Drin hatte der Wirt die Tür zu seinem eigenen Zimmer zuerst nicht aushängen wollen – dann aber hatte ihm Breideis zwei Mark gegeben.– Der war auf die Minute pünktlich, eine Viertelstunde vor Anfang. Kößlin erklärte ihm schnell alle für seine Rede notwendigen, das Dorf betreffenden Punkte. Manchmal hob Kößlin den Blick und sah in die Wirtsstube, in der die Stühle reihenweis standen. Es war gedrängt voll. Seine Vorbereitung war richtig gewesen: Die Fahnen, die Plakate, die Flugblätter, die Sammlung gestern abend, wo sie alle noch mal durchgerüttelt wurden, der Name des Abends: »Wer hilft dem deutschen Bauern?«, die Wahl der Redner, der alte Breideis aus der Stadt und Zillich aus Botzenbach. Viele Bauern waren schwarz wie zur Beerdigung, manche hemdsärmelig. Die aus den übrigen Dörfern zugezogenen Jungens füllten einen großen Teil der Wirtsstube. Die Bauern waren aus Neugierde gekommen, jetzt waren sie benommen. Es mußte doch hinter diesen Jungens eine ordentliche Macht stehen, die sie in solchen schweren Zeiten also einkleidete und fest beschuhte. Schon bei diesem Anblick dachten manche, ob es ratsam sei, den Söhnen etwas beharrlich abzuraten, was ihnen vielleicht Nutzenbrachte. Es waren wenig Frauen da. Niklas’ Braut war gekommen und Kunkels Schwester, außerdem die Marianne Seidel – sie war Hebamme, sie hatte vor zwei Jahren einen Entbindungskurs in der Stadt mitgenommen. Außerdem war zufällig die Neugebauer gekommen. Die andern rückten von ihr weg. Schon hatte jemand aus Versehen oder mit Absicht Bier über ihr Kleid geschüttet.

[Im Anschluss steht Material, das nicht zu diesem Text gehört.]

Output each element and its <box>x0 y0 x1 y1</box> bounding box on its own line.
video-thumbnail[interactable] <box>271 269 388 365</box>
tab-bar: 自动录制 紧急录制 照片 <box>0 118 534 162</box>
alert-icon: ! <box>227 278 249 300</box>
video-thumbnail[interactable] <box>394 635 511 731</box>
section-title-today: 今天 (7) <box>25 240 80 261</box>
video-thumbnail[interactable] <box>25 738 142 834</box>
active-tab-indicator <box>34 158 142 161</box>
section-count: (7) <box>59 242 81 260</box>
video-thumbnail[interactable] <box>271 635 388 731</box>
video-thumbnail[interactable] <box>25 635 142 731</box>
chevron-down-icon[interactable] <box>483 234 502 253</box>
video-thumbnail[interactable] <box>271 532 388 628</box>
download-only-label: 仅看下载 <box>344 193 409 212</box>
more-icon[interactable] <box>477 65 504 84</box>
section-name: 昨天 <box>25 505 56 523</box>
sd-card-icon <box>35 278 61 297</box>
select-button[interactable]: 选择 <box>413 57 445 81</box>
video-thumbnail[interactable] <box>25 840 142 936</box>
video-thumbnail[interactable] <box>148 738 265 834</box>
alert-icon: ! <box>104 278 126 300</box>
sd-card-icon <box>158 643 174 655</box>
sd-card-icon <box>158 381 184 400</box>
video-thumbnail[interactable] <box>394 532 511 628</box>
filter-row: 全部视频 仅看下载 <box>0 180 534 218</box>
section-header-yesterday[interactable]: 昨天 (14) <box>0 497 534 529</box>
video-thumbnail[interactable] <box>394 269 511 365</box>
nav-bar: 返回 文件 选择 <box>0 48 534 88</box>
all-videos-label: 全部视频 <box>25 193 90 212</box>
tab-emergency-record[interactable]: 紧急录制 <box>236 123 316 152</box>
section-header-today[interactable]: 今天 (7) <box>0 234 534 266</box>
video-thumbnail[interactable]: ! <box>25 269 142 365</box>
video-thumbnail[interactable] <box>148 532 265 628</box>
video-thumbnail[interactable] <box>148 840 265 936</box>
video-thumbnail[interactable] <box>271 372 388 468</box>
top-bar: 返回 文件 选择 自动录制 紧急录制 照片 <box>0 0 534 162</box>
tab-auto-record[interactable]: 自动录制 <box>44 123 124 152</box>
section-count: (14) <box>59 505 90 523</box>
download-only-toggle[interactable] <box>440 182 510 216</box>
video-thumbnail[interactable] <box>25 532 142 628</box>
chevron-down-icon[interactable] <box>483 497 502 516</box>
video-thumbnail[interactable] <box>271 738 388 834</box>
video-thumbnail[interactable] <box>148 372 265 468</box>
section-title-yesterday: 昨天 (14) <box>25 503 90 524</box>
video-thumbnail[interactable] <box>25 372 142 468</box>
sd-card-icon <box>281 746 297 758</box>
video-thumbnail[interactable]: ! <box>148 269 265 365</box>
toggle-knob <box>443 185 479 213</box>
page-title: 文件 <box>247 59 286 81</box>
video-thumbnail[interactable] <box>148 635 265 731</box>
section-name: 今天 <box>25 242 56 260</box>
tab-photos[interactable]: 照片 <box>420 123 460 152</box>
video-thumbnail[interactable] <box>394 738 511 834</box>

Kunkel trat neben den Breideis. Er hatte sich zuerst vor der Versammlung gescheut. Da aber nun Breideis selbst der Wahlkampagne wegen auf die Versammlung gekommen war, wußte er, daß sie ihm, wenn er so neben dem Heinrich Breideis stand, zumindest keinen Schaden brachte. Er begrüßte ruhig die Ortsansässigen mit Sätzen, die er sich vorher mit Kößlin zurechtgelegt hatte. Er merkte wohl, daß manche Bauern lächelten. Dem alten Merz zuckte der Bart. Kunkel fuhr es durch den Kopf: Wird der aus meinem Treibhaus zur Hochzeit bestellen?
Breideis trat schnell neben ihn. Er fuhr in seinem Auto jeden Abend über Land. Sie hatten sich auf Kurzreferate festgelegt. Auf diese Weise sprach er an jedem Abend auf mindestens fünf Dörfern. Er war seit zwanzig Jahren durch den Milchverband gewöhnt, mit Menschen zu reden. Er war übrigens aus dem Milchverband ausgetreten zu Beginn der Wahlkampagne. Sein linker Arm war steif durch einen Oberarmschuß, so daß er redend nur den rechten bewegte. Er schlug mit der rechten Faust in kurzen Abständen die Programmpunkte auf den Tisch, so wie er es fünfmal hintereinander heute abend in fünf Dörfern tat.